Tuesday, October 12, 2010

1100 and 1105

Back to the slog. You guys SO have to buy me a beer after this, because these two initiatives make me want to start drinking.

If I-1053 is the Mad Hatter and I-1082 is the March Hare, I's 1105 and 1107 are the Tweedledee and Tweedledum of this particular tea party. Similar initiatives with the same stated goals slugging it out in public.

The goal of both initiatives is to put the state liquor stores out of business. In Washington state, hard liquor (but not beer or wine) are only available at state-run venues. Obviously, this is yet another case of the government getting all up in your grill and telling you what you can and cannot do, and saddles you with horrible, horrible bureaucracy.

Is it that bad? No, not really. In fact, the liquor control board does pretty well, and the limited amount of booze dispensers has not turned us into a dreary prison camp suitable only for mocking by Banksy at the start of The Simpsons. I am originally from Pennsylvania, and if you want badly-run state liquor, that's your utopia. The only question when I visit Pittsburgh is whether the latest scandal revolves around the State Stores or the Allegheny County Coroner's Office. But I digress.

No, the state of Washington's crime is apparently that they are standing in the way of OTHER people making money off booze, and that's why we have this terrible twosome on the ballot, depending on who wants to be standing beneath the downspout when the money storm starts.

I-1100 gets the state out of direct sales and distribution by allowing anyone, for a fee, to become a liquor distributor, including would-be liquor retailers. That means a large operation that can operate on economies of scale count make a deal with wholesalers, then sell it themselves or distribute to smaller operations. This one has strong support from large operations like Costco.

I-1105 gets the state out of direct sales and distribution but keeps the distributors and retailers as separate provinces and allows the state to set price controls. This one if favored by the smaller distributors who would be hurt by the landrush that I-1000 would create.

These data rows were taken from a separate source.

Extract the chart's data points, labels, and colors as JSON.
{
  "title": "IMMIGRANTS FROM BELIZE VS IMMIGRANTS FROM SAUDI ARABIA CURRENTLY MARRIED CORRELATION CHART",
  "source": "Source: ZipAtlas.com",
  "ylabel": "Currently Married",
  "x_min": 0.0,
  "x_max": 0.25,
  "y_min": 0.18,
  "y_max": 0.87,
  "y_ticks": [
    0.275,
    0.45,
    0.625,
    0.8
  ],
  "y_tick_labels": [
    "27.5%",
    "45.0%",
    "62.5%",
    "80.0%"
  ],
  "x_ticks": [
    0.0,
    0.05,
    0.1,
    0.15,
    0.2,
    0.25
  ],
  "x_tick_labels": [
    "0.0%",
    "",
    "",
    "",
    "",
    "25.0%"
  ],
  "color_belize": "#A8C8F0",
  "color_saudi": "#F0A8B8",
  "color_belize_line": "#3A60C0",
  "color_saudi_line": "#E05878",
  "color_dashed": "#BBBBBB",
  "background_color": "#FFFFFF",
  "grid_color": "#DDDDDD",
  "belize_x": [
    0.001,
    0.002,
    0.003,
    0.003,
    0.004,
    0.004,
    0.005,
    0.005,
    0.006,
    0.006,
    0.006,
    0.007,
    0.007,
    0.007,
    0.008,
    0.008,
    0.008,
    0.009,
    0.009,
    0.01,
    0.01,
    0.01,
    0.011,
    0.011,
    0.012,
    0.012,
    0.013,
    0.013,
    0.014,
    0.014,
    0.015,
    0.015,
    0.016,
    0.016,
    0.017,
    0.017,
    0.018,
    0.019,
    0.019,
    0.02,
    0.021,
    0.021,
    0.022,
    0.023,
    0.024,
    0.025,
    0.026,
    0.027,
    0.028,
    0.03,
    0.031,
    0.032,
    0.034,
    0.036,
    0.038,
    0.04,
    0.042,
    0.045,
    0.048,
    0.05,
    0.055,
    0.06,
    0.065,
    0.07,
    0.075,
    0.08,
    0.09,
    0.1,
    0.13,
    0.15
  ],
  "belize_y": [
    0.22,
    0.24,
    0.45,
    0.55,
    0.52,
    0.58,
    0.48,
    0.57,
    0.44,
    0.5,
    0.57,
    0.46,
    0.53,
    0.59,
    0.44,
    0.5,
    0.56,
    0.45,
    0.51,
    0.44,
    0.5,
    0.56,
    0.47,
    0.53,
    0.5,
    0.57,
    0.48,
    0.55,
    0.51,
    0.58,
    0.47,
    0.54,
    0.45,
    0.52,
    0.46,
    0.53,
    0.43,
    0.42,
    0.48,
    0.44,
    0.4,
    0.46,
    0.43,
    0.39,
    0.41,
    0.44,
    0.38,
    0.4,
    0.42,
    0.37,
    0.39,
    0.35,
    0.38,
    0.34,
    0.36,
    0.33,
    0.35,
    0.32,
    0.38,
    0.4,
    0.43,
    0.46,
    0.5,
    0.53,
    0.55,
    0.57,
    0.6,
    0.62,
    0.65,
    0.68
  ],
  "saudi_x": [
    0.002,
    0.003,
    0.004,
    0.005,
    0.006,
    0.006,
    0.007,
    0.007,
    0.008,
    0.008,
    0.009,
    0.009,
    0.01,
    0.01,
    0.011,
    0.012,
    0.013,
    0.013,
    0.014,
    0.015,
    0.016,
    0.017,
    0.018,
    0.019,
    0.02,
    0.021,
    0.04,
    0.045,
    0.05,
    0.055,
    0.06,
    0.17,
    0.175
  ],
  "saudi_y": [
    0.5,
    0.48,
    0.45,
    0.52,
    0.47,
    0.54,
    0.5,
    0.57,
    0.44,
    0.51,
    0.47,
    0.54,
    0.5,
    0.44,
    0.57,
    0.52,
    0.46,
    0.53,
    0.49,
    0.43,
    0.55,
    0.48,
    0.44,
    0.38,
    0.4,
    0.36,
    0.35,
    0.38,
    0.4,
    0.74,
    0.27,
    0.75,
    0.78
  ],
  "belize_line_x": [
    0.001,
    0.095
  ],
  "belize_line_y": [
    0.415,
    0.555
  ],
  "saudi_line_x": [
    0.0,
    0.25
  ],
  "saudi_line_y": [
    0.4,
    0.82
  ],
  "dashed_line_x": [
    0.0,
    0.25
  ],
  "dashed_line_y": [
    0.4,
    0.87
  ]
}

Both are pretty foolish initiatives, consisting of powerful interests who are looking for a big payday at the expense of everybody else. The state will lose money on the deal at a time when cash is tight - the only question is how much. Worse yet, if both pass, we have no procedure for resolving two competing initiatives that affect the same issue. AND, if we pass the I-1053, any rejiggering of the state system could be seen as a new tax and require the massive mega-majority.

I don't think these two are doing to do well. In the first place, their differences are so nuanced (and I had to do some digging to figure out which did what) that most voters will shoot them both down. Second, Washington has always had a problem with voter-approved sin (the first Initiative back in 1914 was a Prohibition initiative (which passed)). Third, it is easier to mobilize a push against BOTH amendments than either individual one. And lastly, that push, for all of its wrapping in protecting communities and maintaining state services, has its own sugar daddies - the beer and wine distributors, who will see their market share get seriously impacted if they have to share shelf space with hard liquor.

Now, if you want to read a really poorly-written, poorly-researched article in FAVOR of this mess, head over this Stranger article, and read the comments as its few facts are disassembled. After all the yelling, it all boils down to a desire to be able to buy liquor at 7 PM on a Sunday. And as writers and other professional alcoholics will tell you, if you run out booze before you run out of weekend, that's just poor planning on your part.

I-1105 is better than I-1100, but in the end, both are bad ideas. No to the pair of them.